I’m not sure what to make of the balancing act the Chasam Sofer is trying to oull off.  On the one hand, he finds justice in the Ra’avad’s critique – the very act of trying to apprehend G-d imposes limits on Him that are false.  G-d by definition is beyond anything we can conceive of.  Yet on the other hand the Chasam Sofer does not seem to accept that the need to worship, to relate to G-d, therefore must allow for us to draw a mental “picture” of Him (as the Piecezna seems to suggest in Bnei Machshava Tovah).  He draws back and says that a person should just resign himself to saying whatever the Avos thought of, ditto for him, and that’s it.   

1 comment:

  1. It is useful to see Kesav Tamim (by the Baal Tosafos R' Moshe Taqu) inside. I am not saying that the Raavad was necessarily referring to KT as being the greater rabbi than the Rambam. But he is the only candidate we still know of.

    My take:

    The Rambam (Moreh I) argues that HQBH is so Other, so Unique, that we can't say anything about what He Is. Only about what He Isn't, and what He does.

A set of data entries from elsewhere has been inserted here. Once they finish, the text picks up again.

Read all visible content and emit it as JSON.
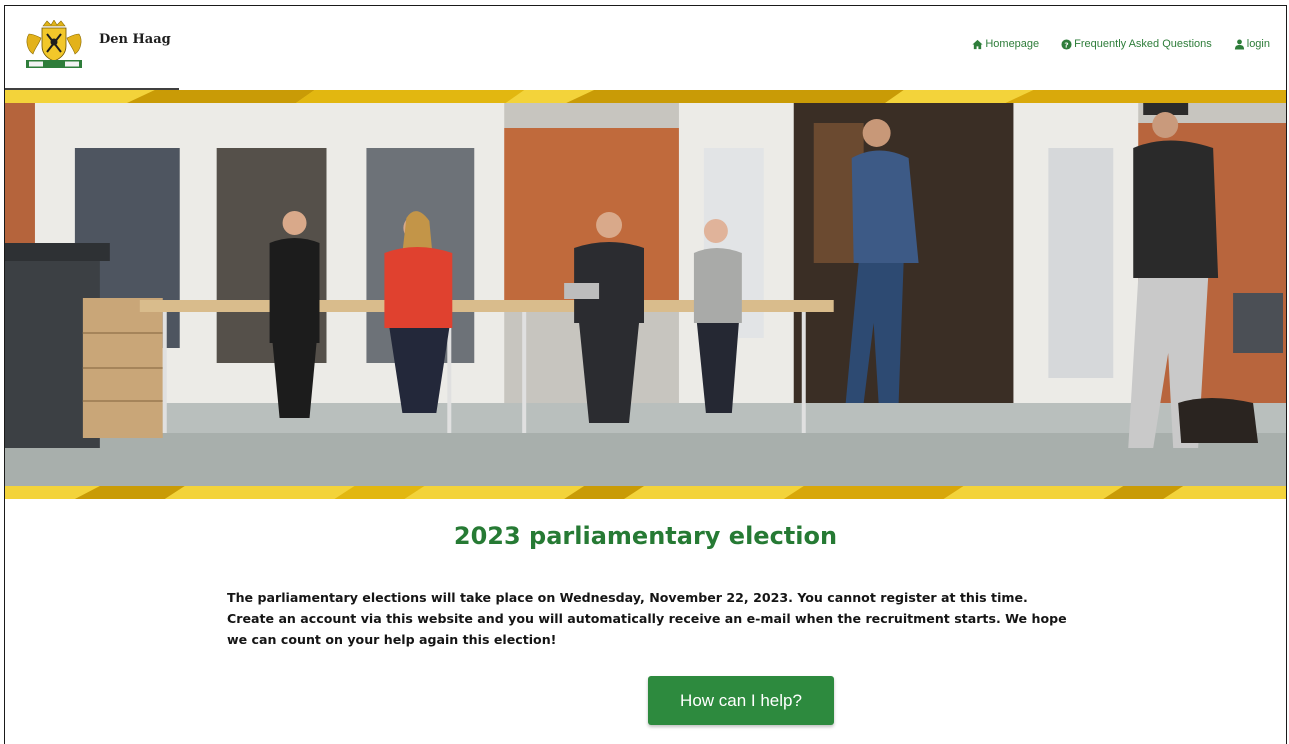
{
  "header": {
    "brand": "Den Haag",
    "nav": [
      {
        "label": "Homepage",
        "icon": "home-icon"
      },
      {
        "label": "Frequently Asked Questions",
        "icon": "question-circle-icon"
      },
      {
        "label": "login",
        "icon": "user-icon"
      }
    ]
  },
  "main": {
    "title": "2023 parliamentary election",
    "intro": "The parliamentary elections will take place on Wednesday, November 22, 2023. You cannot register at this time. Create an account via this website and you will automatically receive an e-mail when the recruitment starts. We hope we can count on your help again this election!",
    "help_button": "How can I help?"
  },
  "colors": {
    "brand_green": "#267a34",
    "button_green": "#2d8a3e",
    "stripe_yellow": "#f4d22a",
    "stripe_gold": "#c99b06"
  }
}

    RMT's position appears to be that HQBH is so Other, so Unique, that we cannot make any deductions about Him altogether. Take logtic and reason off the table. And so, if the Torah says "Yad Hashem", what tools do we have to argue? It may not make sense to say Hashem has a Guf, but not fitting human sense is a given. In a way, his point isn't to assert that Hashem has a body as to attack the notion that we can deny it. We have to leave the question of G-d's Body unanswered and unanswerable.

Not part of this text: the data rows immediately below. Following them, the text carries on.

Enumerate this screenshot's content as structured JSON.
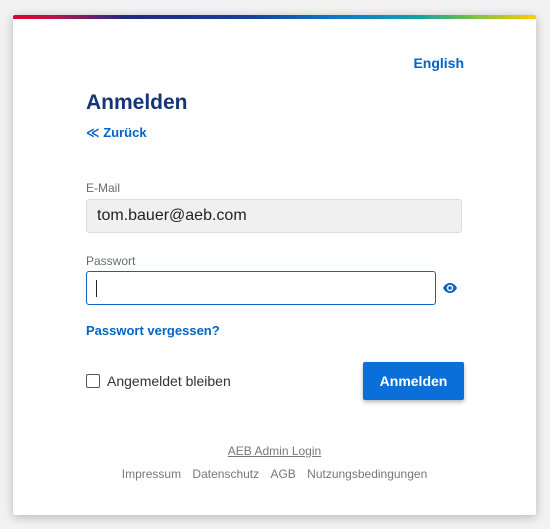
{
  "header": {
    "language_link": "English"
  },
  "login": {
    "title": "Anmelden",
    "back_link": "≪ Zurück",
    "email_label": "E-Mail",
    "email_value": "tom.bauer@aeb.com",
    "password_label": "Passwort",
    "password_value": "",
    "forgot_link": "Passwort vergessen?",
    "remember_label": "Angemeldet bleiben",
    "remember_checked": false,
    "submit_label": "Anmelden"
  },
  "footer": {
    "admin_link": "AEB Admin Login",
    "links": [
      "Impressum",
      "Datenschutz",
      "AGB",
      "Nutzungsbedingungen"
    ]
  },
  "colors": {
    "title": "#13357a",
    "link": "#0064c8",
    "primary_button": "#0a6fd8",
    "input_focus_border": "#0b63c4"
  },
  "icons": {
    "password_toggle": "eye-icon"
  }
}
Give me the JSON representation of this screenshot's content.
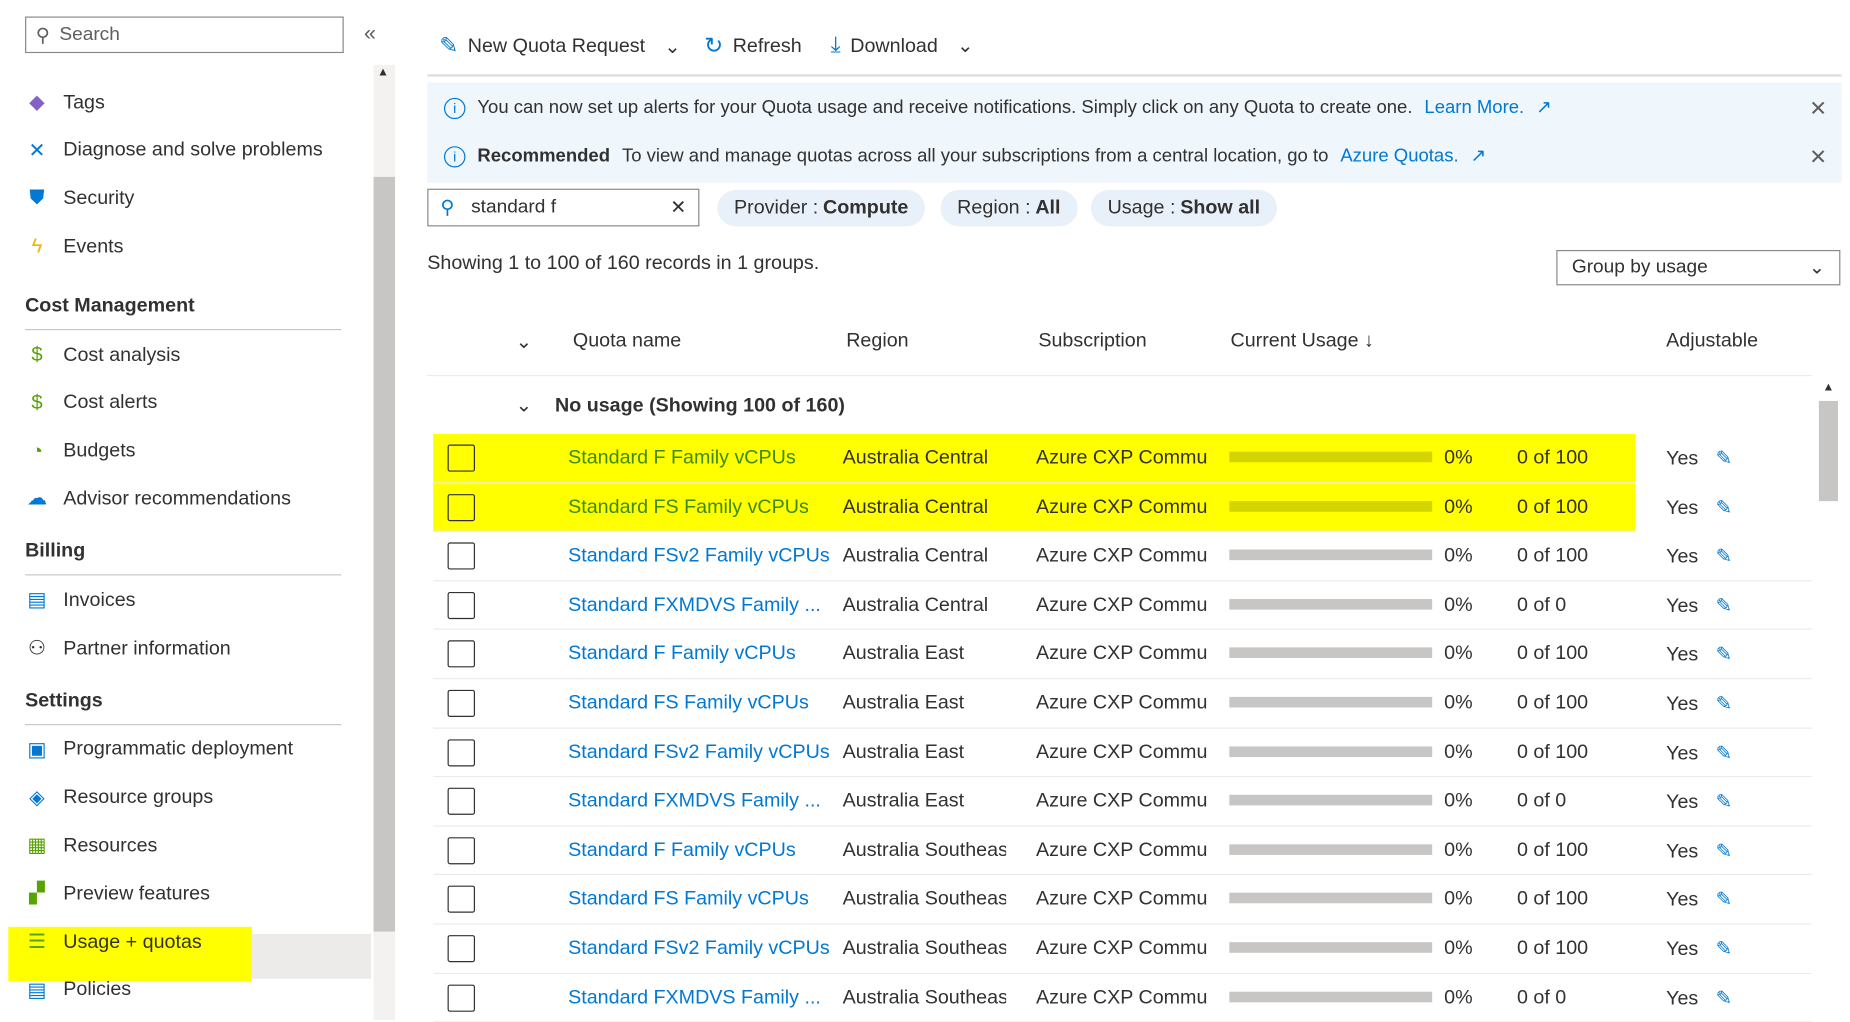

    Notice there is no more room in [my understanding of] RMT's hashkafah for a personal relationship with G-d or Divine Immanence, than there is in the Rambam's. Both deal in purely transcendent terms.

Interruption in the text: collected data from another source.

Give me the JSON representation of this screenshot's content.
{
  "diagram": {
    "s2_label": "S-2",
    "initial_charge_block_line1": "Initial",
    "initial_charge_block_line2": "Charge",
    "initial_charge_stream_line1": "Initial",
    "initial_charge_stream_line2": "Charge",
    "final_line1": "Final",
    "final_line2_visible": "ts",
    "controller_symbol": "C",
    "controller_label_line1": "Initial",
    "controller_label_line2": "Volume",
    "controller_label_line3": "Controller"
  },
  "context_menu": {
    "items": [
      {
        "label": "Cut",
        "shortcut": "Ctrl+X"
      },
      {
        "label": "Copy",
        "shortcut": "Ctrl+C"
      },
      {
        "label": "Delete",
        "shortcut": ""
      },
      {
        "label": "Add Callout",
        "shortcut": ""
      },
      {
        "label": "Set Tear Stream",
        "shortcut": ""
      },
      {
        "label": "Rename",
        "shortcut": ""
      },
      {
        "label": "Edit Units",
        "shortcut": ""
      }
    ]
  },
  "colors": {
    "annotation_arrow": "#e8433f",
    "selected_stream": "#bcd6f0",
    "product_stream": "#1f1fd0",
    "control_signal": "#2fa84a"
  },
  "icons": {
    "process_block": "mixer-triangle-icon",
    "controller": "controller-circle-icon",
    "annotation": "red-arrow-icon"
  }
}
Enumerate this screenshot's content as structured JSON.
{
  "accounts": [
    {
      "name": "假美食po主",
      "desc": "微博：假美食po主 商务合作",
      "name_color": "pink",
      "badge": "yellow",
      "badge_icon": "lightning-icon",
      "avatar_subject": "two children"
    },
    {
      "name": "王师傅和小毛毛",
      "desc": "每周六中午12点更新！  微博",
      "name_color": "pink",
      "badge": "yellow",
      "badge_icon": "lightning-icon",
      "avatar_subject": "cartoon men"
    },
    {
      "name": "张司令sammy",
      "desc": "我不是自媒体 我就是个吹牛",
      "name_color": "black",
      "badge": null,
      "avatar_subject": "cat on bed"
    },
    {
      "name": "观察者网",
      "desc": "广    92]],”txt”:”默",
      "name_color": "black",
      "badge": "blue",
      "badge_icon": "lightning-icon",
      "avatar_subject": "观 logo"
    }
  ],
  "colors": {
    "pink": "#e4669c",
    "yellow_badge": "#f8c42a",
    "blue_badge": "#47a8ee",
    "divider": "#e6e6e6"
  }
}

    Here's a relevent quote (pp 79-80):

    We cannot compare Him to any image, and we, who are fetid drops, cannot think about His nature. When it is His will to show Himself to the angels, He shows Himself standing straight, as much as they are able to accept. Sometimes He shows them a strange light without any form, and they know that the Divine Presence is there. He has movement, which can be derived from the fact that His fetid creations have movement. He created the air which provides life to the creations and created the place of the world.... He furthermore made known to them the acts of the chariot and the acts of creation. But without the wisdom of the Torah, it is impossible for any person to recognize the greatness of the Holy One, blessed is He, through intellect.

    And (pg 85):
    A wise person will understand that according to the reasoning and intellect of those 'outside' viewpoints that we mentioned above, one must deny the statement of the Rabbis (Bereishit Rabba 88) that: "'I will be faithful for them' -- for three thousand years before the creation of the world God created the Torah and was looking in it and learning it." According to their words that there is no movement or motion and no speech all the words of the Torah and of our Rabbis must be analogies and metaphors. Heaven forbid that anyone with a soul within his body should believe in what they say, to lessen the honor of our Creator, and to deny the greatness of what our Rabbis have told us! They have also written, "Does He sit on an exalted and high throne? Originally was it possible for Him without a throne and now He need a throne? Furthermore anyone who sits on a throne has the throne surrounding him, and we can't say such a thing about the Creator, about Whom it says that He fills the heavens and the earth." These are [their] words of blasphemy, that He doesn't need the throne! They have forgotten... what the Men of the Great Assembly established in our prayers, "To God who sits... on the seventh day He ascended and sat on His throne of glory..." We see that He created the world and sat on the throne of glory, and not that He created other forms and sat them on the throne. Such a form was never created and these are words of blasphemy.